Notons qu’en marge du Sommet, Kais Saied a aussi effectué une série de rencontres avec le président français Emmanuel Macron, le président du conseil présidentiel libyen Mohamed Al- Manfi, le président mauritanien Mohamed Ould Ghazouani, le président Ivoirien Alassane Ouattara et le président Nigérian Muhammadu Buhari. Ces entretiens ont porté, notamment, sur le besoin de nouvelles visions pratiques de nature à consolider le rôle de l’Europe dans la réalisation de la paix, de la stabilité et du développement en Afrique.

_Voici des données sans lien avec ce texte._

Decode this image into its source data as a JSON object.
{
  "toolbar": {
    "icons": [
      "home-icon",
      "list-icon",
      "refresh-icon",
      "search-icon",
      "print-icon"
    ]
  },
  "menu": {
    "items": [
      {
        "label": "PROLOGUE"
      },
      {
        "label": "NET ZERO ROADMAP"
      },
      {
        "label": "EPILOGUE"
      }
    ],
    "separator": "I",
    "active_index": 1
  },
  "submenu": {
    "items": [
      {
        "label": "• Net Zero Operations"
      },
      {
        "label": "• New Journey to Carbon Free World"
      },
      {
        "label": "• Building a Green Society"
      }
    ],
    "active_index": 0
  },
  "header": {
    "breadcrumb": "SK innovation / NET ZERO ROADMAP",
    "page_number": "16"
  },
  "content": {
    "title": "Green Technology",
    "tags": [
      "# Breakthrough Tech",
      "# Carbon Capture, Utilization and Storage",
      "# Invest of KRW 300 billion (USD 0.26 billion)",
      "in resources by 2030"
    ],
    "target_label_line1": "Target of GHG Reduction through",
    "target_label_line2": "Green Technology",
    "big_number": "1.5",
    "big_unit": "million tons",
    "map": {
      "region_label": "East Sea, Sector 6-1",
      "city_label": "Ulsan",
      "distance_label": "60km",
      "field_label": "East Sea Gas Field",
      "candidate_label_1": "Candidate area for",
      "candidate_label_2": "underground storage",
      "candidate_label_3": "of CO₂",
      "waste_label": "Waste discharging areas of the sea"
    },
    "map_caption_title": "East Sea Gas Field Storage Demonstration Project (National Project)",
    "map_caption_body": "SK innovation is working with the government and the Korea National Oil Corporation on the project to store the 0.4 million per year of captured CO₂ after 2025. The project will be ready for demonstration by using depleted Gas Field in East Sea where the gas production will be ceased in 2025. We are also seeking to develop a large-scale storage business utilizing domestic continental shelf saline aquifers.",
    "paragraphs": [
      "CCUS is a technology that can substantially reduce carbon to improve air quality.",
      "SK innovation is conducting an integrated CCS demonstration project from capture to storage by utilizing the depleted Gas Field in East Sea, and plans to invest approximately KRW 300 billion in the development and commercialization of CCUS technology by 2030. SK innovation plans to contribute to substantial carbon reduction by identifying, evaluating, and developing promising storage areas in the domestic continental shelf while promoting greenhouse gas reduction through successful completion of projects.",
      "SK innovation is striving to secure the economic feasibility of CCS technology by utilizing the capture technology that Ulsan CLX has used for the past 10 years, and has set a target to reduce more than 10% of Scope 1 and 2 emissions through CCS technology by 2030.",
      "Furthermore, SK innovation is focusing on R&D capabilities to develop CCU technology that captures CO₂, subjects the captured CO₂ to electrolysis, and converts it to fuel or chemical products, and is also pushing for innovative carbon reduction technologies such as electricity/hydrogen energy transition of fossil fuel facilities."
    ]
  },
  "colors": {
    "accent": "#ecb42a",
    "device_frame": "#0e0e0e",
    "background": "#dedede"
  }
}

Jeudi dernier, Kaïs Saïed a eu un entretien avec le président nigérien Mohamed Bazoum à qui il a insisté sur la volonté de consolider les relations entre les deux pays et de développer les projets de partenariat au service des deux peuples. De même, le chef de l’Etat Kaïs Saïed a eu un entretien avec la secrétaire-générale de l’organisation internationale de la Francophonie Louise Mushikiwabo. La Tunisie est prête à organiser ce rendez-vous, a tenu à préciser le chef de l’Etat, réitérant l’attachement de la Tunisie à réunir toutes les conditions de réussite de ce sommet très attendu. « Nous avons parachevé tous les préparatifs logistiques pour recevoir les invités de la Tunisie, et nous sommes confiants que le sommet de Djerba sera un cadre adéquat pour renforcer les relations entre les Etats membres », a-t-il dit.
Le sommet Union européenne – Union africaine a réuni les dirigeants de l’Union européenne et de l’Union africaine du 17 au 18 février 2022. Il constitue une occasion « de jeter les bases d’un partenariat renouvelé et approfondi entre l’UA et l’UE bénéficiant d’un engagement politique au plus haut niveau fondé sur la confiance et une compréhension claire de nos intérêts mutuels ».
Durant ce rendez-vous, plusieurs enjeux économiques sont évoqués. L’objectif étant de lancer un paquet d’investissements Afrique‑Europe en tenant compte des défis tels que le changement climatique et la crise sanitaire actuelle. Des investissements devraient être annoncés . Ceci alors que l’UE reste le premier partenaire multilatéral du continent avec des échanges commerciaux qui ont augmenté de 20 % pour atteindre plus de 200 milliards entre 2016 et 2020.